The goal for the Fall of 2022 is a maximum of 24 students with a faculty of four, which will include Dr. Duncan. The O&P program will be part of the College of Health Sciences, Education and Rehabilitation (CHER), which recently received a $750,000 Redevelopment Assistance Capital Program (RACP) grant to be used primarily toward renovating O&P labs at the Elkins Park, Pennsylvania campus. 

James Konopack, PhD, dean of CHER, said the University had been looking at establishing an O&P program for some time and now that has become a reality with the addition of Dr. Duncan. 

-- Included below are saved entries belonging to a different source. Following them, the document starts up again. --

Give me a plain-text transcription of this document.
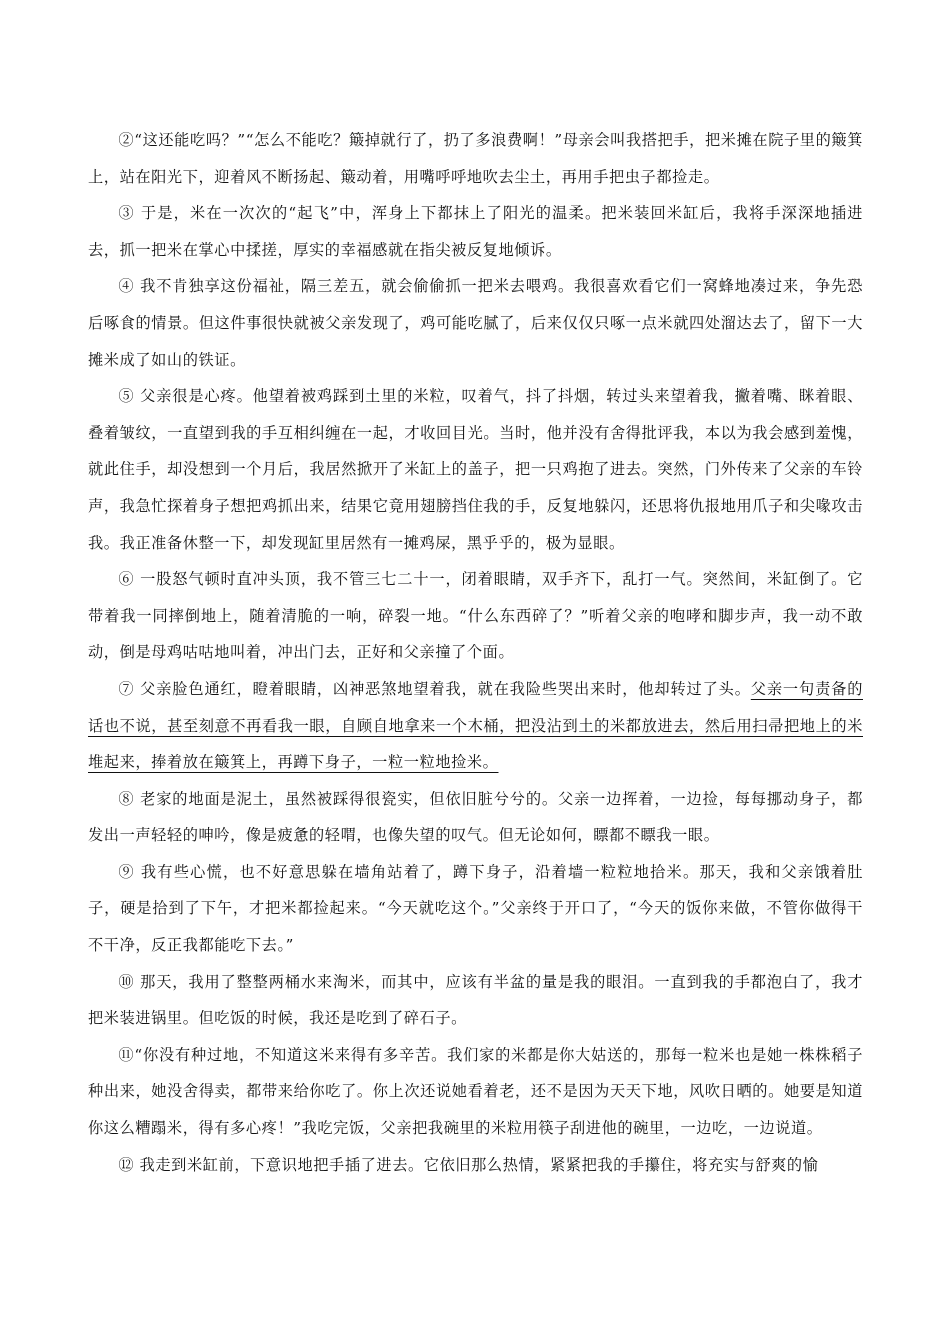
②“这还能吃吗？”“怎么不能吃？簸掉就行了，扔了多浪费啊！”母亲会叫我搭把手，把米摊在院子里的簸箕上，站在阳光下，迎着风不断扬起、簸动着，用嘴呼呼地吹去尘土，再用手把虫子都捡走。

③ 于是，米在一次次的“起飞”中，浑身上下都抹上了阳光的温柔。把米装回米缸后，我将手深深地插进去，抓一把米在掌心中揉搓，厚实的幸福感就在指尖被反复地倾诉。

④ 我不肯独享这份福祉，隔三差五，就会偷偷抓一把米去喂鸡。我很喜欢看它们一窝蜂地凑过来，争先恐后啄食的情景。但这件事很快就被父亲发现了，鸡可能吃腻了，后来仅仅只啄一点米就四处溜达去了，留下一大摊米成了如山的铁证。

⑤ 父亲很是心疼。他望着被鸡踩到土里的米粒，叹着气，抖了抖烟，转过头来望着我，撇着嘴、眯着眼、叠着皱纹，一直望到我的手互相纠缠在一起，才收回目光。当时，他并没有舍得批评我，本以为我会感到羞愧，就此住手，却没想到一个月后，我居然掀开了米缸上的盖子，把一只鸡抱了进去。突然，门外传来了父亲的车铃声，我急忙探着身子想把鸡抓出来，结果它竟用翅膀挡住我的手，反复地躲闪，还思将仇报地用爪子和尖喙攻击我。我正准备休整一下，却发现缸里居然有一摊鸡屎，黑乎乎的，极为显眼。

⑥ 一股怒气顿时直冲头顶，我不管三七二十一，闭着眼睛，双手齐下，乱打一气。突然间，米缸倒了。它带着我一同摔倒地上，随着清脆的一响，碎裂一地。“什么东西碎了？”听着父亲的咆哮和脚步声，我一动不敢动，倒是母鸡咕咕地叫着，冲出门去，正好和父亲撞了个面。

⑦ 父亲脸色通红，瞪着眼睛，凶神恶煞地望着我，就在我险些哭出来时，他却转过了头。父亲一句责备的话也不说，甚至刻意不再看我一眼，自顾自地拿来一个木桶，把没沾到土的米都放进去，然后用扫帚把地上的米堆起来，捧着放在簸箕上，再蹲下身子，一粒一粒地捡米。

⑧ 老家的地面是泥土，虽然被踩得很瓷实，但依旧脏兮兮的。父亲一边挥着，一边捡，每每挪动身子，都发出一声轻轻的呻吟，像是疲惫的轻喟，也像失望的叹气。但无论如何，瞟都不瞟我一眼。

⑨ 我有些心慌，也不好意思躲在墙角站着了，蹲下身子，沿着墙一粒粒地拾米。那天，我和父亲饿着肚子，硬是拾到了下午，才把米都捡起来。“今天就吃这个。”父亲终于开口了，“今天的饭你来做，不管你做得干不干净，反正我都能吃下去。”

⑩ 那天，我用了整整两桶水来淘米，而其中，应该有半盆的量是我的眼泪。一直到我的手都泡白了，我才把米装进锅里。但吃饭的时候，我还是吃到了碎石子。

⑪“你没有种过地，不知道这米来得有多辛苦。我们家的米都是你大姑送的，那每一粒米也是她一株株稻子种出来，她没舍得卖，都带来给你吃了。你上次还说她看着老，还不是因为天天下地，风吹日晒的。她要是知道你这么糟蹋米，得有多心疼！”我吃完饭，父亲把我碗里的米粒用筷子刮进他的碗里，一边吃，一边说道。

⑫ 我走到米缸前，下意识地把手插了进去。它依旧那么热情，紧紧把我的手攥住，将充实与舒爽的愉
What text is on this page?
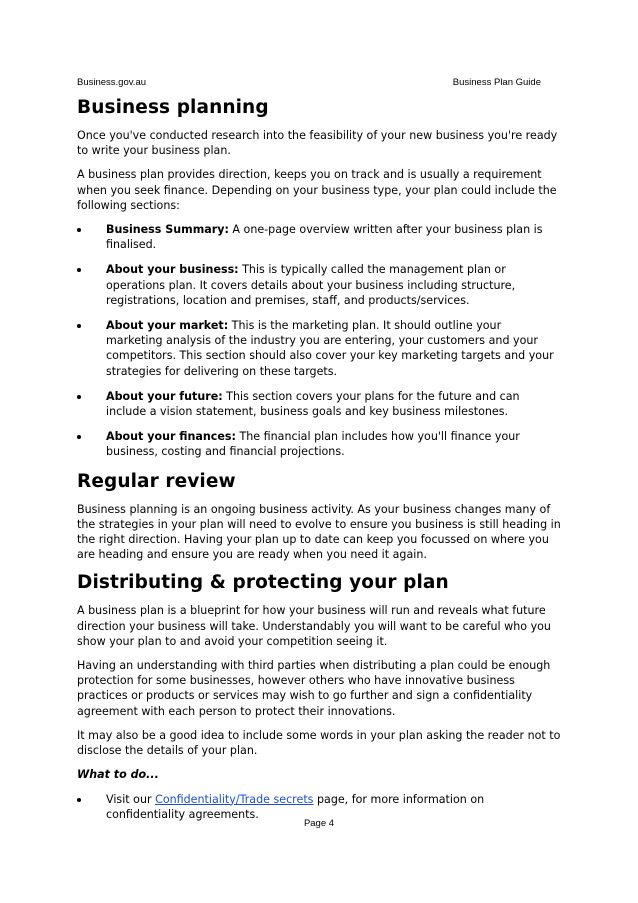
Business.gov.au	Business Plan Guide
Business planning

Once you've conducted research into the feasibility of your new business you're ready to write your business plan.

A business plan provides direction, keeps you on track and is usually a requirement when you seek finance. Depending on your business type, your plan could include the following sections:

Business Summary: A one-page overview written after your business plan is finalised.
About your business: This is typically called the management plan or operations plan. It covers details about your business including structure, registrations, location and premises, staff, and products/services.
About your market: This is the marketing plan. It should outline your marketing analysis of the industry you are entering, your customers and your competitors. This section should also cover your key marketing targets and your strategies for delivering on these targets.
About your future: This section covers your plans for the future and can include a vision statement, business goals and key business milestones.
About your finances: The financial plan includes how you'll finance your business, costing and financial projections.
Regular review

Business planning is an ongoing business activity. As your business changes many of the strategies in your plan will need to evolve to ensure you business is still heading in the right direction. Having your plan up to date can keep you focussed on where you are heading and ensure you are ready when you need it again.

Distributing & protecting your plan

A business plan is a blueprint for how your business will run and reveals what future direction your business will take. Understandably you will want to be careful who you show your plan to and avoid your competition seeing it.

Having an understanding with third parties when distributing a plan could be enough protection for some businesses, however others who have innovative business practices or products or services may wish to go further and sign a confidentiality agreement with each person to protect their innovations.

It may also be a good idea to include some words in your plan asking the reader not to disclose the details of your plan.

What to do...
Visit our Confidentiality/Trade secrets page, for more information on confidentiality agreements.
Page 4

“Dr. Duncan has experience as a program director and experience with the accrediting body, the National Commission on Orthotic and Prosthetic Education (NCOPE). That’s part of the reason why he was the choice candidate to lead this program,” said Dr. Konopack. “We really needed someone who was a standout leader in the field and that’s what Dr. Duncan brings.” 

During his leisure time, which of course is limited when one is trying to start a new program from scratch, Dr. Duncan is big into hiking and kayaking. He’s also a do-it-yourselfer and likes to tinker with various projects. Family is important to him, and now that he is closer to his wife’s family’s farm, he also hopes to hop on a tractor from time to time and tool around the farm.

“Salus’ interdisciplinary structure with Occupational Therapy and the relationships with the local Physical Therapy programs is going to be really ideal for this O&P program. Even the Physician Assistant Studies program is pulling from those educators and the collaboration between faculty and students is really important,” said Dr. Duncan. “That will allow our students to be better clinicians when they go out into the field, to have more confidence and interact with people in other allied health professions.”